Baby boomers unhealthier than their parents' generation, study says

Today's seniors are more active during retirement than in years past Shutterstock.com

Baby boomers are in poorer health than their parents' generation despite major improvements in medicine, according to new research.

A new study finds that despite living longer than previous generations, boomers are less active and have more health woes than their parents faced.

"Despite their longer life expectancy over previous generations, U.S. baby boomers have higher rates of chronic disease, more disability and lower self-rated health than members of the previous generation at the same age," wrote the study's authors, led by Dr. Dana E. King, professor and chair of family medicine at West Virginia University in Morgantown.

Baby boomers refer to the 78 million American children born after World War II between 1946 to 1964, about 26 percent of the U.S. population at that time. Other studies have shown increasing life expectancy with future generations, and this may be due to significant improvements in medicine seem during baby boomer's lifetimes. However, this does not mean they are living healthier.

To find out how boomers' health compared to that of previous generations, King and his team compared data from a government survey of health and nutrition collected from 2007 to 2010 for baby boomers and from 1988 and 1994 that measured the health of their parents' generation. Participants were matched based on their ages when the surveys were collected, with an average age of about 54 years.

Researchers found almost 39 percent of baby boomers were obese, compared to about 29 percent of adults in the previous generation. Boomers were also more inactive, with 52 percent of them reporting a sedentary lifestyle with no physical activity, compared with only 17.4 percent of the previous generation. Baby boomers were also more likely to have diabetes, high blood pressure and high cholesterol than their parents. Overall, 32 percent of adults in the previous generation reported they were in "excellent" health, compared with only 13 percent of baby boomers.

"About half of people 20 years ago said they exercised regularly, which meant three times a week, and that rate now is only about 18 percent," King told NPR. "That's an astonishing change in just one generation."

King expressed concern to HealthDay that boomers may be relying too much on medication to solve their health problems, when he said the drugs should be used in conjunction with a healthy lifestyle, not instead of one.

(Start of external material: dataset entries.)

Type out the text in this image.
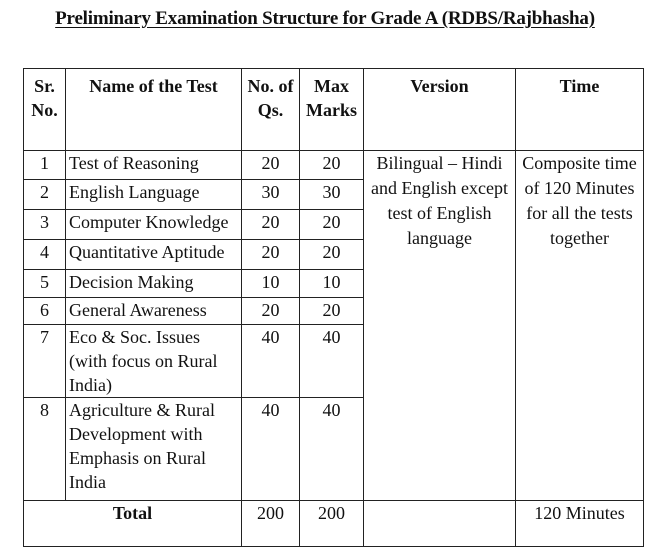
Preliminary Examination Structure for Grade A (RDBS/Rajbhasha)
Sr. No.	Name of the Test	No. of Qs.	Max Marks	Version	Time
1	Test of Reasoning	20	20	Bilingual – Hindi and English except test of English language	Composite time of 120 Minutes for all the tests together
2	English Language	30	30		
3	Computer Knowledge	20	20		
4	Quantitative Aptitude	20	20		
5	Decision Making	10	10		
6	General Awareness	20	20		
7	Eco & Soc. Issues (with focus on Rural India)	40	40		
8	Agriculture & Rural Development with Emphasis on Rural India	40	40		
Total		200	200		120 Minutes
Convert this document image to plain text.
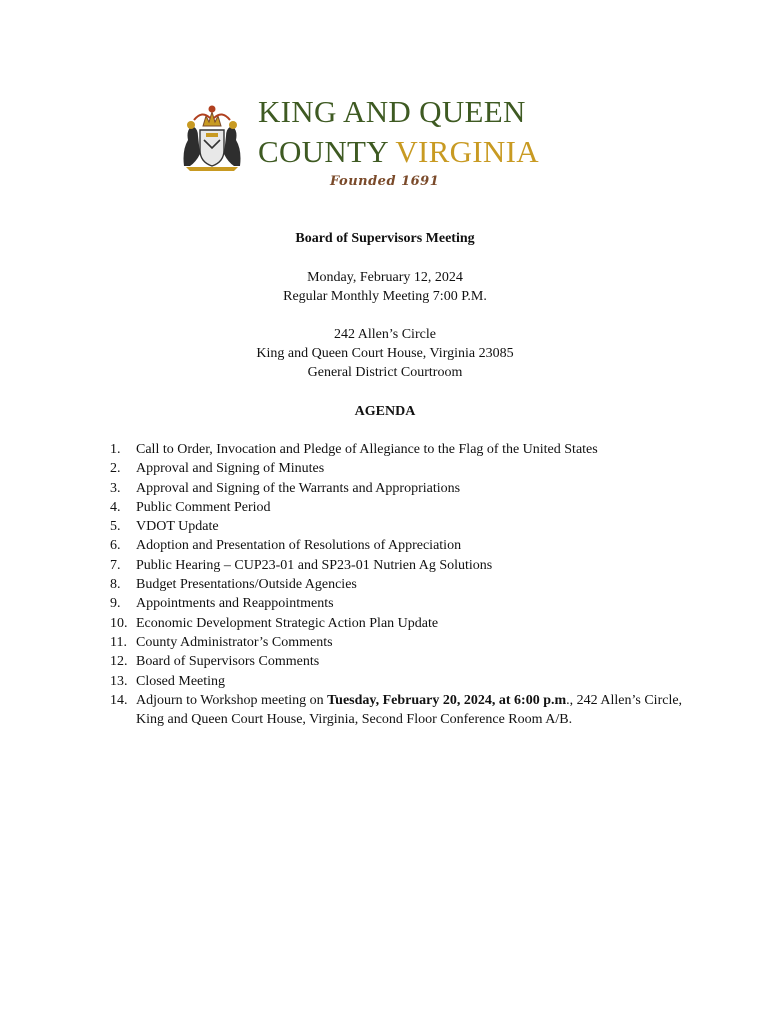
KING AND QUEEN
COUNTY VIRGINIA
Founded 1691
Board of Supervisors Meeting
Monday, February 12, 2024
Regular Monthly Meeting 7:00 P.M.
242 Allen’s Circle
King and Queen Court House, Virginia 23085
General District Courtroom
AGENDA
1.	Call to Order, Invocation and Pledge of Allegiance to the Flag of the United States
2.	Approval and Signing of Minutes
3.	Approval and Signing of the Warrants and Appropriations
4.	Public Comment Period
5.	VDOT Update
6.	Adoption and Presentation of Resolutions of Appreciation
7.	Public Hearing – CUP23-01 and SP23-01 Nutrien Ag Solutions
8.	Budget Presentations/Outside Agencies
9.	Appointments and Reappointments
10. Economic Development Strategic Action Plan Update
11. County Administrator’s Comments
12. Board of Supervisors Comments
13. Closed Meeting
14. Adjourn to Workshop meeting on Tuesday, February 20, 2024, at 6:00 p.m., 242 Allen’s Circle, King and Queen Court House, Virginia, Second Floor Conference Room A/B.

However, not all was bleak for the boomers: They are less likely to smoke cigarettes than their parents, and were less likely to have emphysema or a heart attack, the study -- which was published Feb. 4 in JAMA Internal Medicine -- found.

The study adds to evidence that while Americans are living longer these days, they may be living sicker. The 2012 America's Health Rankings reported upticks in risk factors that drive chronic diseases, such as obesity and inactivity.

Nationwide, more than one-third of U.S. adults are obese, raising their risk for coronary heart disease, Type 2 diabetes, stroke, breathing problems and certain types of cancers.

"Given the link between positive healthy lifestyles and subsequent health in this age group, the present study demonstrates a clear need for policies that expand efforts at prevention and healthy lifestyle promotion in the baby boomer generation," the study concluded.